D'un point de vue recherche, enseignement, formation et invention technologies, c'est-à-dire l'élaboration des sciences soutenables et exploratoires, on peut y voir tout un domaine transdisciplinaire d'exploration, de recherche et d'expérimentation subventionnées autour de la maîtrise d'un nexus « Economie de la forêt - Sociétés paysannes– Climat – Environnement »
Ne devrions-nous pas concevoir notre approche du nexus "Société-Santé-Climat-Environnement" dans les villes sub-sahariennes de la même façon ? Au-delà de traiter des seuls ODDs essayer de concevoir comment les différentes production de la recherche pour permettre aux opérateurs urbains (publics, privés, civils) de s'inscrire dans le cadre opérationnel générique imposé par la Banque mondiale : préenquêtes et de diagnostics d'Impact environnemental et social ; application du droit des peuples autochtones et financement de compensation pour les pertes subies en qualité, milieux et moyens de vie ; l'obligation au déplacement des populations mises en danger et de financer leur replacement et la réhabilitation des sites abîmés en fin d'exploitation.

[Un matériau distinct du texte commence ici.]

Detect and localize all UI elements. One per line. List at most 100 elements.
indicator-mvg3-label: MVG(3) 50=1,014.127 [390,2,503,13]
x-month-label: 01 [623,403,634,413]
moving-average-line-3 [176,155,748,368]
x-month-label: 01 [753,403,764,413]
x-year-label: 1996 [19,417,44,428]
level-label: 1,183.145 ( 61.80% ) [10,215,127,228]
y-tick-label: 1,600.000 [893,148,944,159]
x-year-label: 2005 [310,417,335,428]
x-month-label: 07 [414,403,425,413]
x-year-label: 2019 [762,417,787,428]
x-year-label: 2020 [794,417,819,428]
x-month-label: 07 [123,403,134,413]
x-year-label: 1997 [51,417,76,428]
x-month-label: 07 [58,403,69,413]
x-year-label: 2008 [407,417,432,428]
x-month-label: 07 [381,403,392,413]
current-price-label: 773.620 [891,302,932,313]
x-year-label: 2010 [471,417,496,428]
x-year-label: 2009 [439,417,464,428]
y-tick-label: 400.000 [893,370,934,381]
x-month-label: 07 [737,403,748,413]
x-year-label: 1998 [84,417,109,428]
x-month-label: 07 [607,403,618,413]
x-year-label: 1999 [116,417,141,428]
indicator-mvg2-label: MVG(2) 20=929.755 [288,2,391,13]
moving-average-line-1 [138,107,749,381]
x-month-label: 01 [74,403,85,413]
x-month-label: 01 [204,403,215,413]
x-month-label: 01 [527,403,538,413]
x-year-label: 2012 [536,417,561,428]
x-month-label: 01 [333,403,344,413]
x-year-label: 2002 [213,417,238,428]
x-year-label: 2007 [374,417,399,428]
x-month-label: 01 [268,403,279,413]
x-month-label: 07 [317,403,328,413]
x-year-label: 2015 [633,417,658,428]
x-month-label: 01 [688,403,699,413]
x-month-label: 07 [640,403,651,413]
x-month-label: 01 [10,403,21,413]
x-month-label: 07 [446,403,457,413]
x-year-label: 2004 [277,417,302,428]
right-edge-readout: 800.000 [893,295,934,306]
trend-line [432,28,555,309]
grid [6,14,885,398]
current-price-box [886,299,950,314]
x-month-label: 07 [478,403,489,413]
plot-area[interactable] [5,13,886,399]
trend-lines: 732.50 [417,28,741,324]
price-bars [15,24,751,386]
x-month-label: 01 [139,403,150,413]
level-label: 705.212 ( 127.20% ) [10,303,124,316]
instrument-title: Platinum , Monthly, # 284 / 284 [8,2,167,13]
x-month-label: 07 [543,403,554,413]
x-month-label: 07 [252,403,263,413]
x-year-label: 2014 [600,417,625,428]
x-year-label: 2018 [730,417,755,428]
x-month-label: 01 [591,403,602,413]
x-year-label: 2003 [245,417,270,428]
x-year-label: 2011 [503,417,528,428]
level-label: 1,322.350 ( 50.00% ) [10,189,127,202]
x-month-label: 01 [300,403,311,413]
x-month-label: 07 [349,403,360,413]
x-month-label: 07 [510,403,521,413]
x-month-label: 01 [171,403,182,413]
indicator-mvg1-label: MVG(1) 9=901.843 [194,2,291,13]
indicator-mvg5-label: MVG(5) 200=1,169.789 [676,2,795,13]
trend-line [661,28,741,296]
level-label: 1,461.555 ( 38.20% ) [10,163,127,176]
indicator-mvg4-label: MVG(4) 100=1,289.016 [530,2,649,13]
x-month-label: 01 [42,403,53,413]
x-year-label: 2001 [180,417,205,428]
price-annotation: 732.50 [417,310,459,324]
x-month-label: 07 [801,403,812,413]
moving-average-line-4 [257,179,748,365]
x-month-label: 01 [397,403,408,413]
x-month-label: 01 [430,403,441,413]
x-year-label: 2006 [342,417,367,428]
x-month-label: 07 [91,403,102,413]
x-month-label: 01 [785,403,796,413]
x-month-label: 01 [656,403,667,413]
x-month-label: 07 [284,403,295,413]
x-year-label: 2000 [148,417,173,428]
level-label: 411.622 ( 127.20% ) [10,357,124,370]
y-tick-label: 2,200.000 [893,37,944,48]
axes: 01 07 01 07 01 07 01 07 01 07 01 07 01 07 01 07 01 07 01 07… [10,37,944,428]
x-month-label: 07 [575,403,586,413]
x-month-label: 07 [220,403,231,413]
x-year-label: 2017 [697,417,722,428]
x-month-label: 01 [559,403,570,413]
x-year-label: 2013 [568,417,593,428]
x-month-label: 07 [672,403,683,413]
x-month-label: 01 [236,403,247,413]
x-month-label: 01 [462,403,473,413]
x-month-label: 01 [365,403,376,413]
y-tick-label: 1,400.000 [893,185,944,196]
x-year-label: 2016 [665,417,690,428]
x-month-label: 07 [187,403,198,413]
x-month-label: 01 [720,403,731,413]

Cela me paraît la seule façon de nous inscrire dans les formes économiques et juridiques concrète de cette éco-écologie au niveau local mais aussi pour participer à la pression scientifique et citoyenne a exercer aux niveaux des forums onusiens et internationaux
Quel type d’action susceptible d’aider à la résolution du nexus menez-vous ? Je ne comprends pas encore bien en quoi consiste un nexus, je le comprends pour le moment comme une connexion phénoménologique, une articulation entre plusieurs phénomènes, alors je ne vois pas en quoi on peut résoudre un fait …
Qu’attendez-vous de l’atelier d’Abidjan ? J'espère pouvoir sortir de nos échanges sur ce nexus Santé–Climat– Environnement dans les villes sub-sahariennes, des pistes de partenariat , des sujets et des encadrements pour des thésards et des idées pour élaborer des cas d'étude urbains qui pareillement correspondraient aux projet de thèse de doctorants de l'IGT et qui puissent participer à la dynamique du PSIP " Vulnérabilité des zones littorales dans un contexte de changement global", et, secondairement, aux PSIP « Dynamiques urbaines et développement durable», "Intensification de l’exploitation des ressources naturelles, dégradation de l’environnement et impacts sociaux-sanitaires", "Identification et évaluation des politiques de réduction de la pauvreté et des inégalités", voir "Optimisation des systèmes alimentaires pour le développement durable et le bien-être des populations". Il est par exemple intéressant pour nous d'avoir cette occasion d'échanger avec madame Marcelle Tagro-Nassa, chargée de la mission de l'Embellissement urbain au Ministère de la Ville et de la salubrité urbaine, et monsieur Yao Guy-Michel, Chargé de mission infrastructures et croissance économique au JICA (coopération japonaise qui a réalisé le Schéma Directeur d'Urbanisme du Grand Abidjan (2014), ou encore monsieur Pierre Dandan, Directeur assainissement et drainage au District autonome d'Abidjan et madame Chloé Wagner de l'ONG Eau et Vie…
En quoi l’atelier vous sera utile dans vos activités futures ? Pour le moment ce que je vois : être présent et identifier comme travaillant ces questions et plus exactement travaillant à l'étude de cette éco-écologie montante en Côte d'Ivoire ; accéder aux moyens de financement pour mon unité et pour mes partenaires ; participer à me donner les sujets et les moyens de formation et de promotion d'intelligences stratégiques et scientifiques locales.